Outline, sections and export

I am new to Scrivener so this question is likely elementary. I am composing a draft, to be exported, eventually. I want the draft to export with some paragraph headings/titles.

Is it best to create an outline section for each paragraph section (by indenting sections within sections in a chapter) in which I want a heading/title, in a book chapter ? Or if I simply type a title and continue typing in the chapter, will it export correctly?

There are two schools of thought on this one. Some prefer to just put their titles right into the text files and call it done. Other’s like to use the compile feature which will print the Binder title using a font you can set up in compile options. I doubt anyone could put forth a case for which is better, it’s mostly a matter of taste. The compile method lets you forget about setting up titles and styling them all of the time—but it forces you to use public-safe binder titles. Typing them directly in means maintaining bits of title text throughout the draft in accordance with any changes you make to the draft. If something that was a chapter becomes a section, you have to remember to change the font and titling format.

I’m not entirely sure what you are getting at here. It would be easier, I think, if you expressed what you are trying to do in generic terms, since Scrivener doesn’t have chapters, I’m not sure what construct you are using which you are calling a “chapter”. Is it a folder with text files in? A text file with text files in it? A folder with folder text? Are you advocating putting all of your chapter into a single file and indenting everything manually within it, instead of using the outliner?

Right, that’s helpful. I’m not using the correct language.

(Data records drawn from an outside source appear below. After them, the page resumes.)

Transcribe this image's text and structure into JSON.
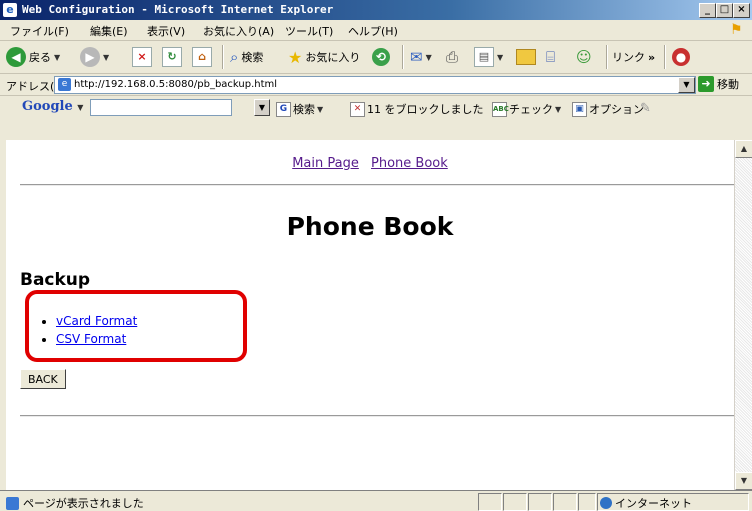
{
  "window": {
    "title": "Web Configuration - Microsoft Internet Explorer"
  },
  "menu": [
    "ファイル(F)",
    "編集(E)",
    "表示(V)",
    "お気に入り(A)",
    "ツール(T)",
    "ヘルプ(H)"
  ],
  "toolbar": {
    "back_label": "戻る",
    "search_label": "検索",
    "favorites_label": "お気に入り",
    "links_label": "リンク",
    "links_more": "»"
  },
  "address": {
    "label": "アドレス(D)",
    "url": "http://192.168.0.5:8080/pb_backup.html",
    "go_label": "移動"
  },
  "google": {
    "logo": "Google",
    "search_label": "検索",
    "blocked_label": "11 をブロックしました",
    "check_label": "チェック",
    "options_label": "オプション"
  },
  "page": {
    "nav_main": "Main Page",
    "nav_phonebook": "Phone Book",
    "heading": "Phone Book",
    "subheading": "Backup",
    "links": [
      "vCard Format",
      "CSV Format"
    ],
    "back_button": "BACK"
  },
  "status": {
    "text": "ページが表示されました",
    "zone": "インターネット"
  }
}
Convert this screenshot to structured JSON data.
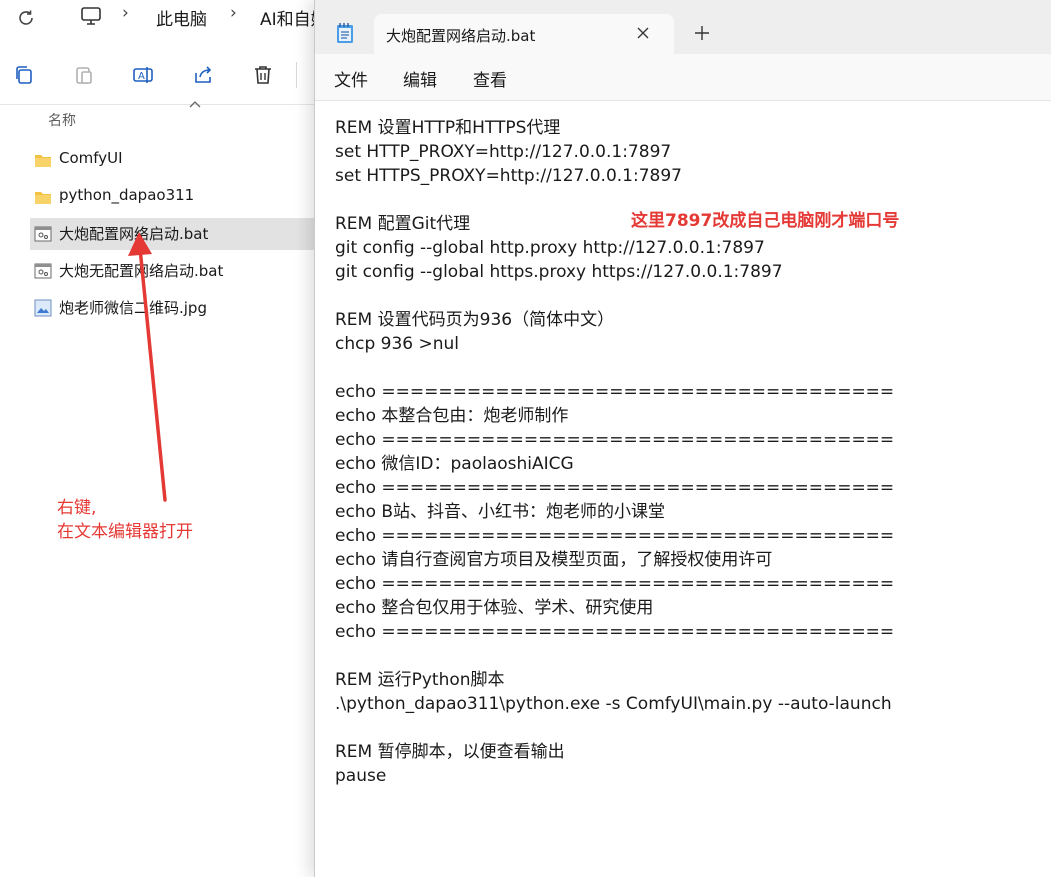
{
  "explorer": {
    "breadcrumb": [
      "此电脑",
      "AI和自媒"
    ],
    "column_header": "名称",
    "files": [
      {
        "name": "ComfyUI",
        "type": "folder",
        "selected": false
      },
      {
        "name": "python_dapao311",
        "type": "folder",
        "selected": false
      },
      {
        "name": "大炮配置网络启动.bat",
        "type": "bat",
        "selected": true
      },
      {
        "name": "大炮无配置网络启动.bat",
        "type": "bat",
        "selected": false
      },
      {
        "name": "炮老师微信二维码.jpg",
        "type": "jpg",
        "selected": false
      }
    ],
    "toolbar_icons": [
      "copy-icon",
      "paste-icon",
      "rename-icon",
      "share-icon",
      "delete-icon"
    ]
  },
  "annotation": {
    "left_note": [
      "右键,",
      "在文本编辑器打开"
    ],
    "right_note": "这里7897改成自己电脑刚才端口号",
    "color": "#e53935"
  },
  "notepad": {
    "tab_title": "大炮配置网络启动.bat",
    "menu": [
      "文件",
      "编辑",
      "查看"
    ],
    "lines": [
      "REM 设置HTTP和HTTPS代理",
      "set HTTP_PROXY=http://127.0.0.1:7897",
      "set HTTPS_PROXY=http://127.0.0.1:7897",
      "",
      "REM 配置Git代理",
      "git config --global http.proxy http://127.0.0.1:7897",
      "git config --global https.proxy https://127.0.0.1:7897",
      "",
      "REM 设置代码页为936（简体中文）",
      "chcp 936 >nul",
      "",
      "echo ====================================",
      "echo 本整合包由：炮老师制作",
      "echo ====================================",
      "echo 微信ID：paolaoshiAICG",
      "echo ====================================",
      "echo B站、抖音、小红书：炮老师的小课堂",
      "echo ====================================",
      "echo 请自行查阅官方项目及模型页面，了解授权使用许可",
      "echo ====================================",
      "echo 整合包仅用于体验、学术、研究使用",
      "echo ====================================",
      "",
      "REM 运行Python脚本",
      ".\\python_dapao311\\python.exe -s ComfyUI\\main.py --auto-launch",
      "",
      "REM 暂停脚本，以便查看输出",
      "pause"
    ]
  }
}
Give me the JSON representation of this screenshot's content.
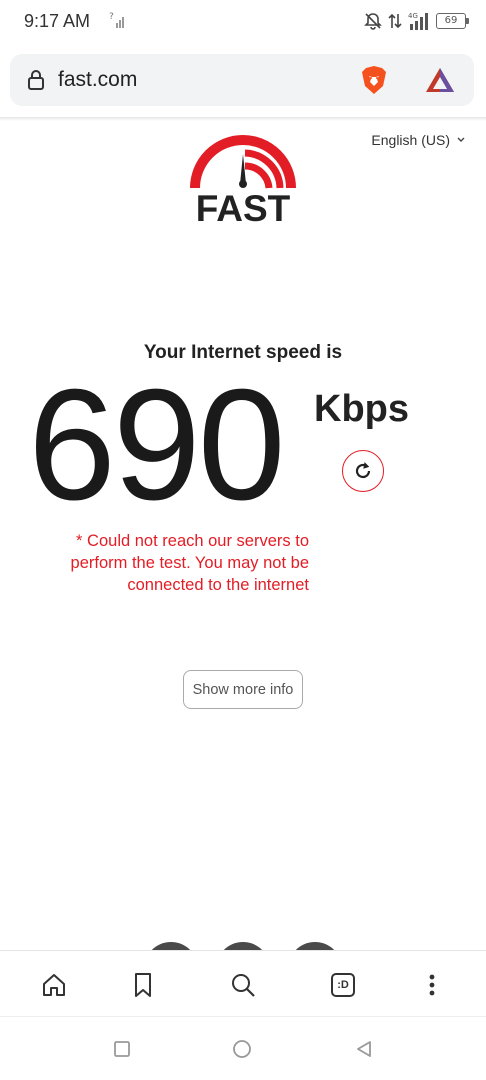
{
  "status_bar": {
    "time": "9:17 AM",
    "battery": "69",
    "network": "4G"
  },
  "address_bar": {
    "url": "fast.com"
  },
  "page": {
    "language": "English (US)",
    "logo_text": "FAST",
    "heading": "Your Internet speed is",
    "speed_value": "690",
    "speed_units": "Kbps",
    "error_message": "* Could not reach our servers to perform the test. You may not be connected to the internet",
    "more_info_label": "Show more info"
  },
  "toolbar": {
    "tabs_label": ":D"
  },
  "colors": {
    "brand_red": "#e31d25",
    "text_dark": "#222222"
  }
}
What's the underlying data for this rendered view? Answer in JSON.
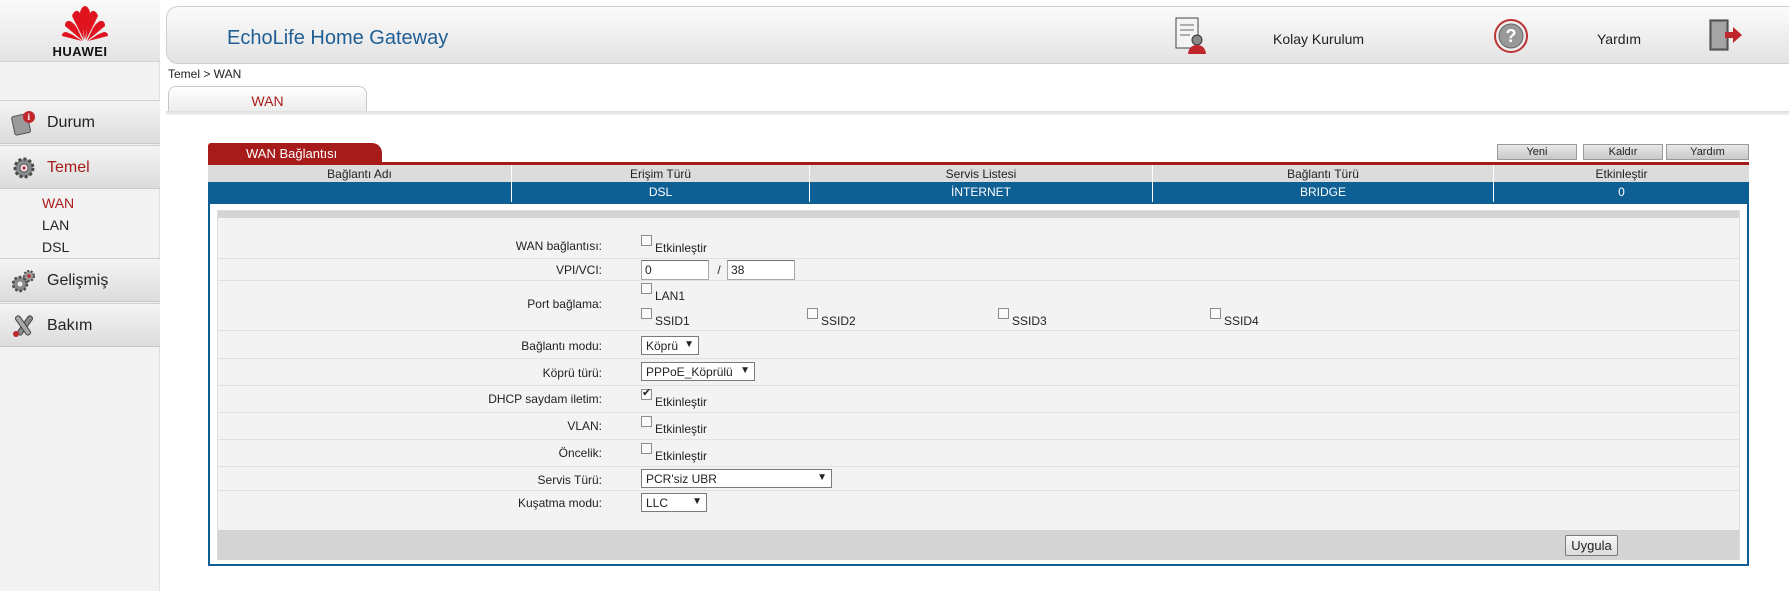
{
  "brand": {
    "name": "HUAWEI"
  },
  "header": {
    "title": "EchoLife Home Gateway",
    "quick_setup": "Kolay Kurulum",
    "help": "Yardım"
  },
  "sidebar": {
    "sections": [
      {
        "label": "Durum",
        "icon": "status-info-icon"
      },
      {
        "label": "Temel",
        "icon": "gear-icon",
        "active": true
      },
      {
        "label": "Gelişmiş",
        "icon": "advanced-gears-icon"
      },
      {
        "label": "Bakım",
        "icon": "maintenance-tools-icon"
      }
    ],
    "subitems": [
      {
        "label": "WAN",
        "active": true
      },
      {
        "label": "LAN"
      },
      {
        "label": "DSL"
      }
    ]
  },
  "breadcrumb": "Temel > WAN",
  "tab": "WAN",
  "wan": {
    "section_title": "WAN Bağlantısı",
    "buttons": {
      "new": "Yeni",
      "remove": "Kaldır",
      "help": "Yardım"
    },
    "columns": [
      "Bağlantı Adı",
      "Erişim Türü",
      "Servis Listesi",
      "Bağlantı Türü",
      "Etkinleştir"
    ],
    "row": [
      "",
      "DSL",
      "İNTERNET",
      "BRIDGE",
      "0"
    ]
  },
  "form": {
    "wan_connection": {
      "label": "WAN bağlantısı:",
      "option": "Etkinleştir",
      "checked": false
    },
    "vpi_vci": {
      "label": "VPI/VCI:",
      "vpi": "0",
      "separator": "/",
      "vci": "38"
    },
    "port_binding": {
      "label": "Port bağlama:",
      "options": [
        "LAN1",
        "SSID1",
        "SSID2",
        "SSID3",
        "SSID4"
      ]
    },
    "connection_mode": {
      "label": "Bağlantı modu:",
      "value": "Köprü"
    },
    "bridge_type": {
      "label": "Köprü türü:",
      "value": "PPPoE_Köprülü"
    },
    "dhcp_transparent": {
      "label": "DHCP saydam iletim:",
      "option": "Etkinleştir",
      "checked": true
    },
    "vlan": {
      "label": "VLAN:",
      "option": "Etkinleştir",
      "checked": false
    },
    "priority": {
      "label": "Öncelik:",
      "option": "Etkinleştir",
      "checked": false
    },
    "service_type": {
      "label": "Servis Türü:",
      "value": "PCR'siz UBR"
    },
    "encapsulation": {
      "label": "Kuşatma modu:",
      "value": "LLC"
    },
    "apply": "Uygula"
  },
  "colors": {
    "accent": "#a81b1b",
    "table_blue": "#0e5f94",
    "title_blue": "#1f5e94"
  }
}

Suppose I have a Folder, that I have labeled a chapter. I then click Add and a place to type text is added. I type text, but then I want another place to type text, the latter of which will then export as a subsection of the first place to type text, which is a “child” of the Folder. It will eventually export so that it should be in the form of (Folder) My Introduction; (Place to type text) My Title; (another place to type text) My Subtitle, etc.

I am wondering how best to set up this Folder (which I will export as a chapter), given that I will be typing various sections and subsections into it - should they all be just one “child,” different children and grandchildren of the Folder (chapter) or what?

Okay, I follow you now, thanks for the clarification. It’s difficult to answer your question though because this is really a matter of taste. Part of why I had a hard time answering initially is that all of the methods I described above for defining a chapter are equally valid. I’ve seen them all, and many more besides, and couldn’t say any one was better than another. I suppose that is a somewhat wishy-washy answer, but Scrivener is a truly flexible application, and it is getting even more flexible as time goes by. If constructing a chapter as a folder full of section files works for you, then go for it! The way I tend to work, and I generally do non-fiction so parts enter the equation: I use top-level folders for part one, part two, etc. Beneath that everything is files. So chapters are files with other files in them, these are sections and then sub-sections beneath those files.

But honestly, that’s for the most part just an aesthetic choice. :slight_smile: I could easily use further folders beneath the part folders. What I do tend to stick to though is a method whereby individual files are not titled, and only folders and file groups are. This lets me break apart a section for more detailed analysis and work, without having that broken up section appear as structure in the final copy, since it doesn’t have titles, it all just runs together and looks like it came from a single “file”.

Another thing I would keep in mind, if you submission is well off in the future, is that 2.0 will be introducing some new concepts. The original methods from 1.x will still very much apply, but a new axis will be provided: depth. You’ll not only be able to say “Folders should have titles”, but you’ll be able to say, “Folders at this level have titles, and they are bright red, but folders at level 3 in the outline have no titles at all”. If anything, this makes the question of “which method is best” even less possible to provide a direct answer for.

The only good answer is: Whatever helps you write better and faster.

Good, that’s very helpful. I am just beginning this (academic) book, and its completion is a year or two out, so I’ll wait for 2.0. In the meantime, what you have given me is a good place to start. Thanks again.

Oh, to clarify, no need to wait for 2.0. You can definitely start working in 1.x and upgrade your project when the time comes. What I meant by my comment is that if you can wait to compile post-2.0, you will have many more options available. The basic structural make-up of your work will be very much the same in both versions. Folders, files, file groups: none of that is changing, but how much you can address in the compile sheet is definitely changing.